Est. 1920 · Chicago Gold Coast landmark · Opened New Year's Eve 1920 · Connected to the Leopold and Loeb murder case (1924)
The Drake Hotel was developed by brothers John and Tracy Drake and opened on December 31, 1920, on the corner of Michigan Avenue and East Walton Place, at the northern end of what would become the Magnificent Mile. Architects Benjamin Marshall and Charles Fox, whose firm also designed the Blackstone and the Edgewater Beach Hotel, gave it a limestone Italian Renaissance facade and an interior centered on the Palm Court and the Gold Coast Room ballroom.
On its first night, the hotel hosted a sold-out New Year's gala. A $5,000 necklace was reported stolen that evening. A separate guest lost a pearl and emerald ring.
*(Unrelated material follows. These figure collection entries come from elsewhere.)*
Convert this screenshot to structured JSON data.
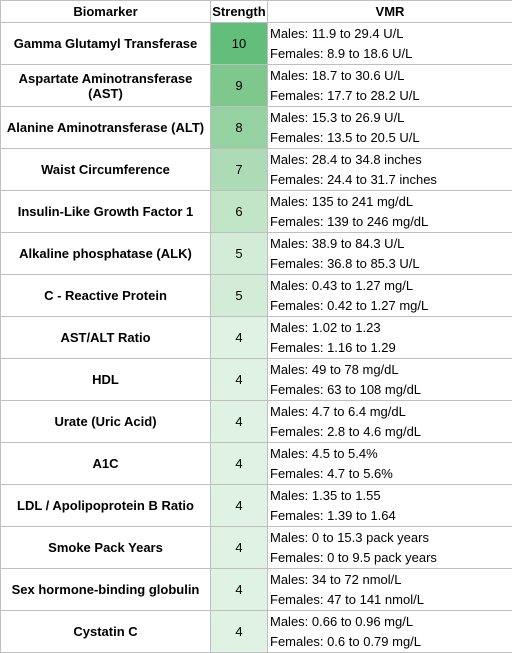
{
  "table": {
    "headers": [
      "Biomarker",
      "Strength",
      "VMR"
    ],
    "rows": [
      {
        "biomarker": "Gamma Glutamyl Transferase",
        "strength": "10",
        "males": "Males: 11.9 to 29.4 U/L",
        "females": "Females: 8.9 to 18.6 U/L",
        "color": "#63be7b"
      },
      {
        "biomarker": "Aspartate Aminotransferase (AST)",
        "strength": "9",
        "males": "Males: 18.7 to 30.6 U/L",
        "females": "Females: 17.7 to 28.2 U/L",
        "color": "#7ec88d"
      },
      {
        "biomarker": "Alanine Aminotransferase (ALT)",
        "strength": "8",
        "males": "Males: 15.3 to 26.9 U/L",
        "females": "Females: 13.5 to 20.5 U/L",
        "color": "#96d2a1"
      },
      {
        "biomarker": "Waist Circumference",
        "strength": "7",
        "males": "Males: 28.4 to 34.8 inches",
        "females": "Females: 24.4 to 31.7 inches",
        "color": "#addbb5"
      },
      {
        "biomarker": "Insulin-Like Growth Factor 1",
        "strength": "6",
        "males": "Males: 135 to 241 mg/dL",
        "females": "Females: 139 to 246 mg/dL",
        "color": "#c2e5c8"
      },
      {
        "biomarker": "Alkaline phosphatase (ALK)",
        "strength": "5",
        "males": "Males: 38.9 to 84.3 U/L",
        "females": "Females: 36.8 to 85.3 U/L",
        "color": "#d3ecd7"
      },
      {
        "biomarker": "C - Reactive Protein",
        "strength": "5",
        "males": "Males: 0.43 to 1.27 mg/L",
        "females": "Females: 0.42 to 1.27 mg/L",
        "color": "#d3ecd7"
      },
      {
        "biomarker": "AST/ALT Ratio",
        "strength": "4",
        "males": "Males: 1.02 to 1.23",
        "females": "Females: 1.16 to 1.29",
        "color": "#e0f2e3"
      },
      {
        "biomarker": "HDL",
        "strength": "4",
        "males": "Males: 49 to 78 mg/dL",
        "females": "Females: 63 to 108 mg/dL",
        "color": "#e0f2e3"
      },
      {
        "biomarker": "Urate (Uric Acid)",
        "strength": "4",
        "males": "Males: 4.7 to 6.4 mg/dL",
        "females": "Females: 2.8 to 4.6 mg/dL",
        "color": "#e0f2e3"
      },
      {
        "biomarker": "A1C",
        "strength": "4",
        "males": "Males: 4.5 to 5.4%",
        "females": "Females: 4.7 to 5.6%",
        "color": "#e0f2e3"
      },
      {
        "biomarker": "LDL / Apolipoprotein B Ratio",
        "strength": "4",
        "males": "Males: 1.35 to 1.55",
        "females": "Females: 1.39 to 1.64",
        "color": "#e0f2e3"
      },
      {
        "biomarker": "Smoke Pack Years",
        "strength": "4",
        "males": "Males: 0 to 15.3 pack years",
        "females": "Females: 0 to 9.5 pack years",
        "color": "#e0f2e3"
      },
      {
        "biomarker": "Sex hormone-binding globulin",
        "strength": "4",
        "males": "Males: 34 to 72 nmol/L",
        "females": "Females: 47 to 141 nmol/L",
        "color": "#e0f2e3"
      },
      {
        "biomarker": "Cystatin C",
        "strength": "4",
        "males": "Males: 0.66 to 0.96 mg/L",
        "females": "Females: 0.6 to 0.79 mg/L",
        "color": "#e0f2e3"
      }
    ]
  }
}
No fatalities from that night were reported in Chicago newspapers then or since — a relevant detail given the Lady in Red legend, which is set at this gala.
The Drake entered its historical record most concretely in connection with the Leopold and Loeb murder case of 1924. On May 21, 1924, Nathan Leopold Jr. and Richard Loeb — both sons of wealthy Chicago families, both University of Chicago students — kidnapped and killed 14-year-old Bobby Franks in what they described as an attempt at the perfect crime. The Franks family lived in Kenwood at the time. In the aftermath of their son's murder, Jacob and Flora Franks sold their home and took up residence at the Drake. Jacob Franks died at the hotel in 1928; Flora Franks died there in 1937. Leopold and Loeb were interrogated at the Drake in the days before their arrest. The hotel's connection to the case is documented in trial records and newspaper coverage of the period.
The Drake has operated continuously since 1920. It became part of the Hilton Hotels portfolio and operates today as a full-service luxury hotel with 535 rooms.
Sources
- https://en.wikipedia.org/wiki/Drake_Hotel_(Chicago)
- https://www.cbsnews.com/chicago/news/chicago-hauntings-drake-hotel/
- https://mysteriouschicago.com/the-woman-in-red-at-the-drake-hotel/
- https://www.chicagomag.com/city-life/october-2017/a-brief-history-of-chicagos-other-haunted-hotel/
ApparitionsCold spotsUnexplained photographs
The Lady in Red legend holds that a woman in a red gown — who had accepted a Christmas Eve marriage proposal days before — attended the Drake's New Year's Eve opening gala in 1920, discovered her fiancé with another woman, and jumped to her death from the 10th floor. The story appears in nearly every Chicago haunted-hotel compilation and has been retold by staff, guests, and tour operators for decades.
Chicago paranormal historian Adam Selzer has investigated the claim directly. In his own words: 'If this suicide truly happened, it doesn't seem to have made the papers — I've never seen anything to back it up.' The only confirmed 10th-floor window jump at the Drake in historical records involved a woman described in period newspapers as an older former model, in a period well after the hotel's opening. No 1920 New Year's Eve fatality was reported. The Lady in Red is, by the evidence, a legend without a source event.
The more documented connection involves the Franks family. Jacob and Flora Franks moved to the Drake after the 1924 murder of their son Bobby. Flora Franks lived at the hotel for over a decade before her death there in 1937. Some investigators and tour operators have argued that the persistent upper-floor sightings are more plausibly connected to the Franks family than to the unverified 1920 legend.
Staff reports cluster around the Palm Court and the 10th floor. Guests have reported a woman in formal dress near the Gold Coast Room, sometimes described as wearing red. Paranormal investigations have documented photographs claimed to show a silhouette in the empty ballroom.